UNITED STATES

Community colleges deny access to 400,000 students – Report

Community colleges across America are denying access to hundreds of thousands of students, threatening the nation’s economic future, according to the first report from the Center for the Future of Higher Education, the research arm of a new faculty coalition.

The report, Closing the Door, Increasing the Gap: Who’s not going to (community) college?, found that more than 400,000 prospective students are being turned away from community colleges due to funding cuts, despite an increase in student demand.

Those factored out tend to be low-income or minority students, the core demographic of community colleges.

“At this moment in our history, with the growth demographic being lower-income students and students of colour, when our social, political and economic future depend on contributing to this community’s upward mobility, it is national suicide to be denying these students access to higher education,” Gary Rhoades, author of the report and professor of higher education at the University of Arizona, told University World News.

According to the report, severe state and federal funding cuts in public higher education have led to enrolment caps at community colleges nationwide.

In California, where more than 140,000 students were turned away in the 2010-11 academic year, more than three-quarters of college deans blamed the decline in enrolment on a lack of funding, citing as a primary reason insufficient funds for hiring faculty .

Community colleges have been hit the hardest. Spending per student at community colleges is less than any other sector of not-for-profit tertiary education, and is less than a third of spending at private institutions, according to the report.

Rhoades said this pointed to a worrying trend – that college is becoming the realm of the privileged.

Community colleges are traditionally open-access institutions, catering to those who cannot afford or who are not qualified to attend other types of colleges. Now, underprivileged students are being turned away to make room for middle- and upper-class students who require less financial aid, pay more tuition and are more likely to graduate, he revealed.

It is not only a question of finances. Also to blame, said Rhoades, is President Barack Obama’s goal to increase the number of graduates by 50% by 2020.

The aim to have students graduate at higher rates has led to a focus on students who are likely to succeed, denying access to those who are less likely to do so. The latter tend to be lower income students or students of colour, the fastest growing demographic in the country.

The solution lies in first identifying the problem, said Rhoades. Faculty need to track how many students are being denied access, and publicise those numbers. The social class and ethnicity of these students also needs to be analysed.

“There are various actions that faculty, working in concert with other groups, can take to challenge and change the course of policy and practice in community colleges,” writes Rhoades.

The research centre behind the report is the virtual think-tank of the Campaign for the Future of Higher Education, a grassroots coalition of academic leaders from 22 American states.

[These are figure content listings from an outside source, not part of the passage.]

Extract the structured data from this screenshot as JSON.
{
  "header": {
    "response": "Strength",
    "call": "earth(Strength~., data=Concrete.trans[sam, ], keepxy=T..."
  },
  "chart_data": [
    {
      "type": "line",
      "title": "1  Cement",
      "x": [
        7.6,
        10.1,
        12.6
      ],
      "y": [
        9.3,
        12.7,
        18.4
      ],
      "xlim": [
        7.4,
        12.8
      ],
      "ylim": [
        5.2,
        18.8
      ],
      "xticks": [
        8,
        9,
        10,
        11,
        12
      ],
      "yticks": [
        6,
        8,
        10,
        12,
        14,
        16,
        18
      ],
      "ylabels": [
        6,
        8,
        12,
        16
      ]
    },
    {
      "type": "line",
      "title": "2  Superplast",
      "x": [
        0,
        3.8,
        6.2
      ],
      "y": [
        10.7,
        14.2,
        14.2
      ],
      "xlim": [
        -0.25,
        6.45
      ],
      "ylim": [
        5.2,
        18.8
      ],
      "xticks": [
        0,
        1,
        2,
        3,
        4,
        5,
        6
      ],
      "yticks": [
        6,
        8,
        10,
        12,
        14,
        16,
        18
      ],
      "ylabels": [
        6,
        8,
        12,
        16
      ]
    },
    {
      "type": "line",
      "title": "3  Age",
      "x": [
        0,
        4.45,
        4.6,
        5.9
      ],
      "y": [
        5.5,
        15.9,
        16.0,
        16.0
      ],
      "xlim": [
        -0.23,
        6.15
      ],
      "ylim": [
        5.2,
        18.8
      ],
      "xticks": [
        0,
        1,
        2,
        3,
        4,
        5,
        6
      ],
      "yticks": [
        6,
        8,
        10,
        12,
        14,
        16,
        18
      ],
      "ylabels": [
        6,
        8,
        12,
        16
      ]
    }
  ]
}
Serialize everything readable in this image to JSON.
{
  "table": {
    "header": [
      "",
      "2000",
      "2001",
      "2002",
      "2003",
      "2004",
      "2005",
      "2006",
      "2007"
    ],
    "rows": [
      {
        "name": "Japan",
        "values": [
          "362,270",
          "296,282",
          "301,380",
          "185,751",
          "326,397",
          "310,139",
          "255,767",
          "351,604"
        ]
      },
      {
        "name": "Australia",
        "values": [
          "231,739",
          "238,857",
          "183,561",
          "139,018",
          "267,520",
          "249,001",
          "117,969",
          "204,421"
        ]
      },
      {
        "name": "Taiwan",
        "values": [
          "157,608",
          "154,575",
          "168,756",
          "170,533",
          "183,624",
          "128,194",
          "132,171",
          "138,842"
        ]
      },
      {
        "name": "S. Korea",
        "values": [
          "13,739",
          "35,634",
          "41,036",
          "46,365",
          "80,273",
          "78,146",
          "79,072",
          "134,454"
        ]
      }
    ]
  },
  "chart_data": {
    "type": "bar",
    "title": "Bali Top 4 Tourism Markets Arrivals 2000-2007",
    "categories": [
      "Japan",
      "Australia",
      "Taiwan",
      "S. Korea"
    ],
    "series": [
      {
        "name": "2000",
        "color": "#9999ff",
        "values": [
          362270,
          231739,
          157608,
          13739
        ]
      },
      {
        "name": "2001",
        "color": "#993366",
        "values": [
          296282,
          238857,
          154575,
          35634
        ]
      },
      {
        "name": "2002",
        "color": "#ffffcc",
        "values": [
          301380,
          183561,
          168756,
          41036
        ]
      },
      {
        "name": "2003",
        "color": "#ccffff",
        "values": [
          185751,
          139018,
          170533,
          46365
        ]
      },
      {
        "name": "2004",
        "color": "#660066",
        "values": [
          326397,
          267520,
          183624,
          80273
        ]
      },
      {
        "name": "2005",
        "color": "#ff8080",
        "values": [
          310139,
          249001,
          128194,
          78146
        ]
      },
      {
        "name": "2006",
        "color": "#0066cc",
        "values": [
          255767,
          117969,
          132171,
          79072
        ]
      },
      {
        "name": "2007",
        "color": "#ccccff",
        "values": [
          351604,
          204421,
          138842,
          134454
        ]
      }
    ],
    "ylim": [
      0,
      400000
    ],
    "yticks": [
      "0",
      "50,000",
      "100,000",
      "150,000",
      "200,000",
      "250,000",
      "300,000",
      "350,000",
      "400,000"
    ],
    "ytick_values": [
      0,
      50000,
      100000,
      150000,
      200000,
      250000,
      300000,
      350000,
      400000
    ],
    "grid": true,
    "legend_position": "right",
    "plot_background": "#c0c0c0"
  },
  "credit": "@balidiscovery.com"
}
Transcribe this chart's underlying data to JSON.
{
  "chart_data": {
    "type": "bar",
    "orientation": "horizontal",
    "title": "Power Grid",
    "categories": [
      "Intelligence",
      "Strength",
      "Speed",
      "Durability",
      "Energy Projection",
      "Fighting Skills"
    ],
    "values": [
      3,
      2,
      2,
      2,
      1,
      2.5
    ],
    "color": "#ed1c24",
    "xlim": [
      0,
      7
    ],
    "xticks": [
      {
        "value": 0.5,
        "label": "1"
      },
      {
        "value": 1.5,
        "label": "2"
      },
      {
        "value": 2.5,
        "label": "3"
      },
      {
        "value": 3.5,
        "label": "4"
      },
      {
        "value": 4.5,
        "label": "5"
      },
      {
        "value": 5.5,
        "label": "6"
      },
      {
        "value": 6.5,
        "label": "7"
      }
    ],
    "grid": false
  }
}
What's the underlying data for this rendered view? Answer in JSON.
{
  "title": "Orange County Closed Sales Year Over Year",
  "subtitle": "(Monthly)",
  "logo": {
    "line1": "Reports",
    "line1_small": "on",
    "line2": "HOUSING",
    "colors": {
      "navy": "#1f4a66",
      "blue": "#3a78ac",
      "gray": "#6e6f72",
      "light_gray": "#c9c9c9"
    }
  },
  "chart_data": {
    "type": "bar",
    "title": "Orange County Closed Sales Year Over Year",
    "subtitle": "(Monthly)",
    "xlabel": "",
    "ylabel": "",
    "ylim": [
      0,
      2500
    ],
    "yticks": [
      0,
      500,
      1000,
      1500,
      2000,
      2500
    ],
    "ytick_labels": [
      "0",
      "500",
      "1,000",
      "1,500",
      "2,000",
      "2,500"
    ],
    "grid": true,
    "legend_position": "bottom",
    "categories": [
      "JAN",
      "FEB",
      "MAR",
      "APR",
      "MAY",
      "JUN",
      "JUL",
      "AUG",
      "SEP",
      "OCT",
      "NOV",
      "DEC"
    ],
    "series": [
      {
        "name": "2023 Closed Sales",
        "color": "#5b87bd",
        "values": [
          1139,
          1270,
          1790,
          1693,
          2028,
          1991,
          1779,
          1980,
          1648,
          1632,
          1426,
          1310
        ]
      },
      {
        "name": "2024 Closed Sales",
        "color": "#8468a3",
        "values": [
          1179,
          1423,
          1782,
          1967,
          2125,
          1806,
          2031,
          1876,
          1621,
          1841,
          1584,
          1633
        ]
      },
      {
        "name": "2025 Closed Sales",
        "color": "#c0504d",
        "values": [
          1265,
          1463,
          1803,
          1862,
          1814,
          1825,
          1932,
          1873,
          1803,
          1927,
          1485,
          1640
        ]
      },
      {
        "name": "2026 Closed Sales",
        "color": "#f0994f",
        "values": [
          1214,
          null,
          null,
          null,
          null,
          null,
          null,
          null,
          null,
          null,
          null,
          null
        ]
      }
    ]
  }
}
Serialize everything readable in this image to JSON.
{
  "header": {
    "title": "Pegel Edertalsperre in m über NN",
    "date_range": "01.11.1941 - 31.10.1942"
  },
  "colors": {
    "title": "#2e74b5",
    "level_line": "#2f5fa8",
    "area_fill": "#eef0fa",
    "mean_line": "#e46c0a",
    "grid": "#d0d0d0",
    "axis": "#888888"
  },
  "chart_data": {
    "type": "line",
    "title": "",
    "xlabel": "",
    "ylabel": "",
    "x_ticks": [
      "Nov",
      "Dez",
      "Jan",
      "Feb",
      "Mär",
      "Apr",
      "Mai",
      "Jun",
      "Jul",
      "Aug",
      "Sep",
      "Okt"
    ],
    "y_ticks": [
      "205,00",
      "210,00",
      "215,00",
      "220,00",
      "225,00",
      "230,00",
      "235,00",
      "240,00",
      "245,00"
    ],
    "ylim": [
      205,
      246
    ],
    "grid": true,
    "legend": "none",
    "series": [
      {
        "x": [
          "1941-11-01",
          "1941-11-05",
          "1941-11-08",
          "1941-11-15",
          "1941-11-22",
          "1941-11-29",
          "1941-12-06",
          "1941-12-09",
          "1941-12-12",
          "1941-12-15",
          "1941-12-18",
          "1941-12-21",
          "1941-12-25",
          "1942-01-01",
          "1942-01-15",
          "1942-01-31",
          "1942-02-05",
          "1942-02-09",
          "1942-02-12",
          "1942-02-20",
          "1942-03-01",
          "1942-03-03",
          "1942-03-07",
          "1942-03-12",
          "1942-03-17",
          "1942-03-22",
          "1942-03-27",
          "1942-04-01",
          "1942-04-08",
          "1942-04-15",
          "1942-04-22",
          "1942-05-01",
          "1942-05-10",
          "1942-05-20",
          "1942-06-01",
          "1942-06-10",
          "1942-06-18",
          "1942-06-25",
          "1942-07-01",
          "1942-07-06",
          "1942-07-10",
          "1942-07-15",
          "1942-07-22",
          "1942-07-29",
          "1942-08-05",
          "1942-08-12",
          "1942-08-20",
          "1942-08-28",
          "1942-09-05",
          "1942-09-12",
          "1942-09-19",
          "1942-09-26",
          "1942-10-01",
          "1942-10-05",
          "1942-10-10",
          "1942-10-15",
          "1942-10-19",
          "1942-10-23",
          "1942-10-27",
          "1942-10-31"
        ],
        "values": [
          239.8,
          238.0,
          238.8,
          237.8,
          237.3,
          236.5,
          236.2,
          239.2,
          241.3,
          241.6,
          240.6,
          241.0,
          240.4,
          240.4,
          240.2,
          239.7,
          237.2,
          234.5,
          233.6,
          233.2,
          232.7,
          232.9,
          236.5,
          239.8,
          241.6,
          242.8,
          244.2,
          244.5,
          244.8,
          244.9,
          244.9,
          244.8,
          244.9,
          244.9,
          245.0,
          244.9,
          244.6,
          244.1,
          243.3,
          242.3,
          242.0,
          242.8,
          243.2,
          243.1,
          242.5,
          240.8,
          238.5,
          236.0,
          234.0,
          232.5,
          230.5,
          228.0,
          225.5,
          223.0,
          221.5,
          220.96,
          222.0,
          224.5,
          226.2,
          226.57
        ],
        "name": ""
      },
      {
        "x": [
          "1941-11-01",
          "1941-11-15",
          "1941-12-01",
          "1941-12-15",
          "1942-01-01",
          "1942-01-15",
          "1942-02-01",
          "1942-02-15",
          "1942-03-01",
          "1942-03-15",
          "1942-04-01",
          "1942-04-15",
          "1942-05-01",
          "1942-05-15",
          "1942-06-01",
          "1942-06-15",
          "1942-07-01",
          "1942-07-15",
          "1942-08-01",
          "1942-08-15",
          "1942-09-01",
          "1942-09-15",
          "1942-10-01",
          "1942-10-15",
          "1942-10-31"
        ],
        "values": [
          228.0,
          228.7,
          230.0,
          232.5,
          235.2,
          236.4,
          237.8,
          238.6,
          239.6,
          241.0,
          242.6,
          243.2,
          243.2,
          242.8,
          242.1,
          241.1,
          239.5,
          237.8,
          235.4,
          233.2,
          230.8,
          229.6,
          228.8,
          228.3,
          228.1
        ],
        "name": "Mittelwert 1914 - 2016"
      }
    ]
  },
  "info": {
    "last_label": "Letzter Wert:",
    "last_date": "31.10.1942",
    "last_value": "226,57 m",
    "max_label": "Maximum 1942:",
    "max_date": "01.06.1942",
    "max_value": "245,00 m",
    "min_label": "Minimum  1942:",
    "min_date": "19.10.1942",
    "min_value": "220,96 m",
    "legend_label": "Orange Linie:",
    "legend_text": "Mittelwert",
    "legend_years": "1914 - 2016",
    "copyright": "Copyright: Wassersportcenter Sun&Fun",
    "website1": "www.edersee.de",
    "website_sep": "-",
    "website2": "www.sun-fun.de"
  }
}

The aim of the group, which was formed last year, is to give college faculty a voice in the national debate over higher education, said Rhoades.

The goal of the campaign’s first report, he said, is to highlight what is happening to the nation’s students as a result of current public higher education policy.

“We want to change the conversation, by calling out the fact that our current path is not working, that the idea of educating more students with no new resources is an emperor that has no clothes,” said Rhoades.